A 73-year-old man has admitted possessing nearly 900 indecent images of children.

Donald Keith Forsythe appeared at Douglas Courthouse on May 8, entering guilty pleas to eight counts of the offence.

The images were said to feature girls aged between eight and 15.

He will be sentenced in summary court on June 19, after a probation report has been prepared.

Prosecuting advocate Victoria Kinrade told the court that a search warrant was executed at Forsythe’s home, at Newtown Estate in Santon, in September last year.

A number of electronic devices were seized by police.

Forsythe was interviewed and confirmed that the devices all belonged to him, and that no-one else had access to them.

They were examined and 889 still images were found, along with four moving images.

The images were assessed using the Copine scale, which measures the severity level of an image from one to five, with five being the most severe.

All the images were categorised at level one.

Forsythe told police he had been using a specific online network for discussion of topics and sharing of files.

He said he paid a subscription and that advertised content featuring girls aged ‘18 plus’ .

He claimed that he had therefore believed all images would be of girls over 18, and that he wouldn’t have gone on it otherwise.

The images found were said to feature girls being abused on public transport, but Forsythe said he believed it was staged, and said that the women must have consented or it wouldn’t be allowed on the internet.

He said he had been worried because he didn’t want his wife to find the images.

Forsythe said that, on one occasion, he had seen him looking at certain photos, but the images had not been indecent.

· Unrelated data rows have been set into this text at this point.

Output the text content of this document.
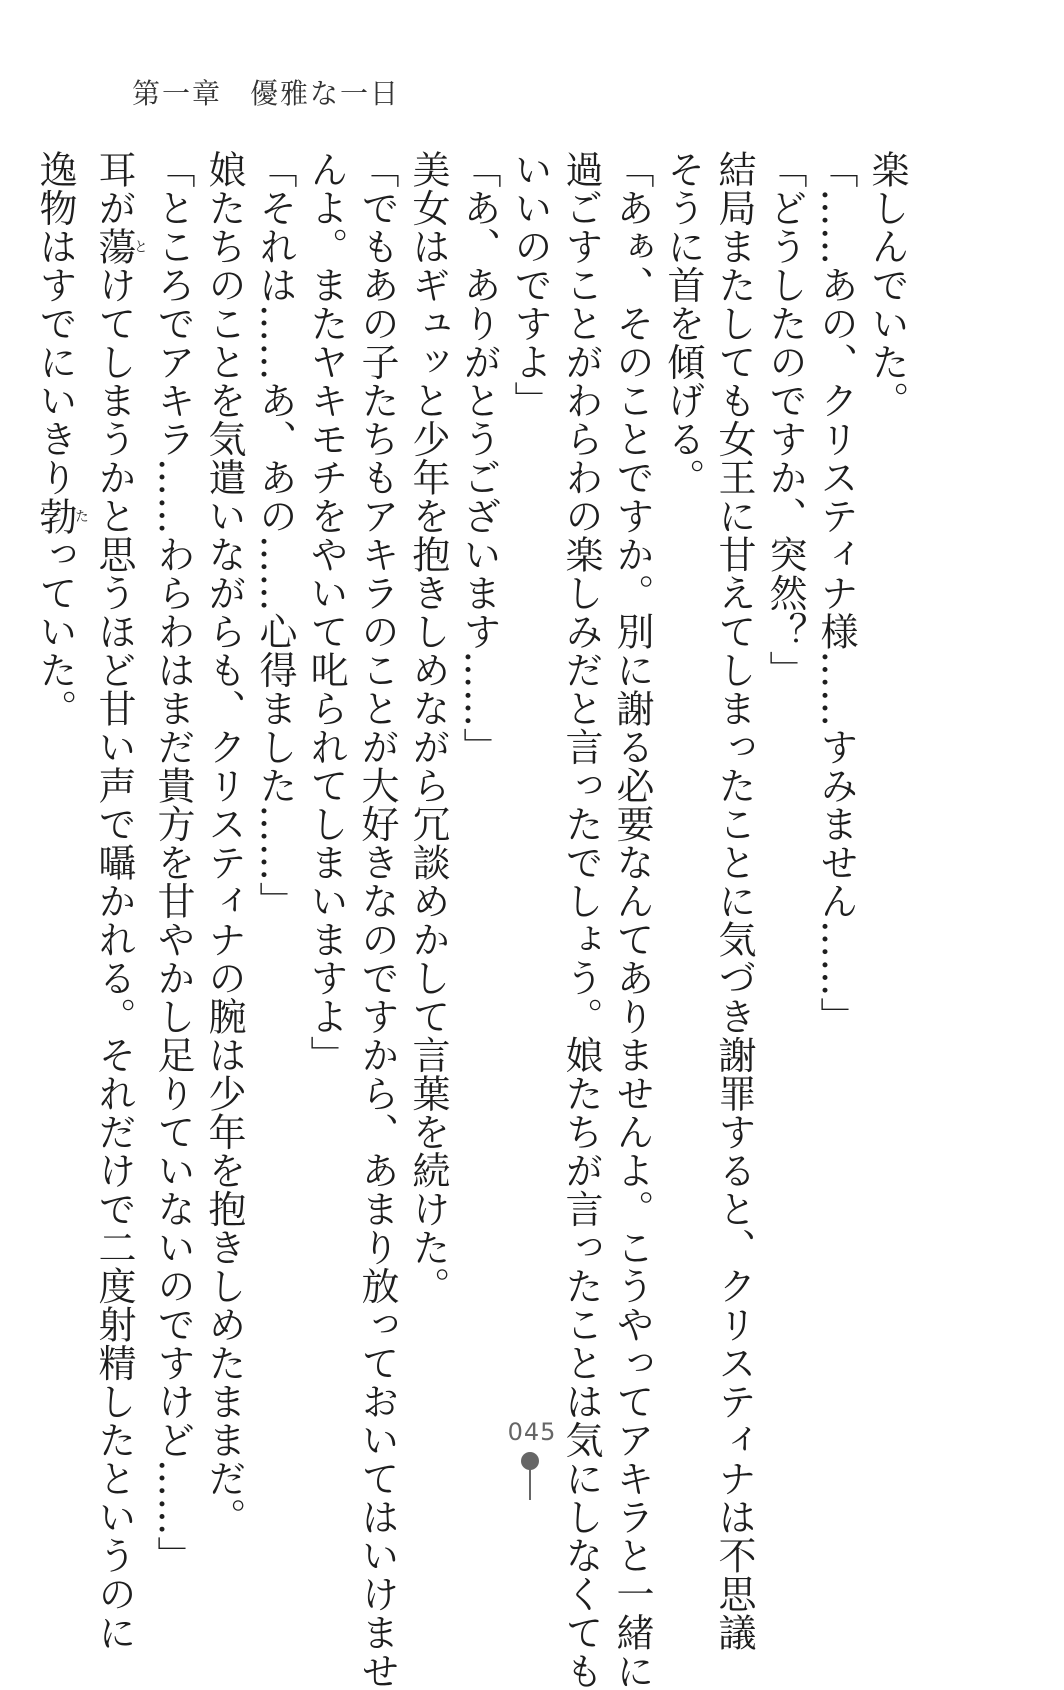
第一章 優雅な一日

楽しんでいた。

「……あの、クリスティナ様……すみません……」

「どうしたのですか、突然？」

結局またしても女王に甘えてしまったことに気づき謝罪すると、クリスティナは不思議

そうに首を傾げる。

「あぁ、そのことですか。別に謝る必要なんてありませんよ。こうやってアキラと一緒に

過ごすことがわらわの楽しみだと言ったでしょう。娘たちが言ったことは気にしなくても

いいのですよ」

「あ、ありがとうございます……」

美女はギュッと少年を抱きしめながら冗談めかして言葉を続けた。

「でもあの子たちもアキラのことが大好きなのですから、あまり放っておいてはいけませ

んよ。またヤキモチをやいて叱られてしまいますよ」

「それは……あ、あの……心得ました……」

娘たちのことを気遣いながらも、クリスティナの腕は少年を抱きしめたままだ。

「ところでアキラ……わらわはまだ貴方を甘やかし足りていないのですけど……」

耳が蕩とけてしまうかと思うほど甘い声で囁かれる。それだけで二度射精したというのに

逸物はすでにいきり勃たっていた。

045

He said that he had been diagnosed with a serious illness and the images had been a form of escape, and that he had not been intimate with his wife as he feared she might become pregnant again.

Ms Kinrade said that the case was borderline when it came to deciding whether it should be committed to the Court of General Gaol Delivery, but that perhaps given the number of images found, it should go to the higher court.

Forsythe was represented in court by advocate Paul Glover, who asked for a probation report to be prepared before sentencing.

Mr Glover submitted that, given the guilty pleas, and the fact that all the images had been assessed at level one, the case was suitable to remain in summary court.

The advocate went on to make a bail application, which was not opposed by the prosecution, saying that Forsythe had not been allowed to return to his family home and had been staying at hotels in Douglas.

Magistrates accepted summary court jurisdiction, and granted bail, with conditions that Forsythe reside at his hotel in Douglas, have no unsupervised contact with anyone aged under 16, and abide by computer restrictions.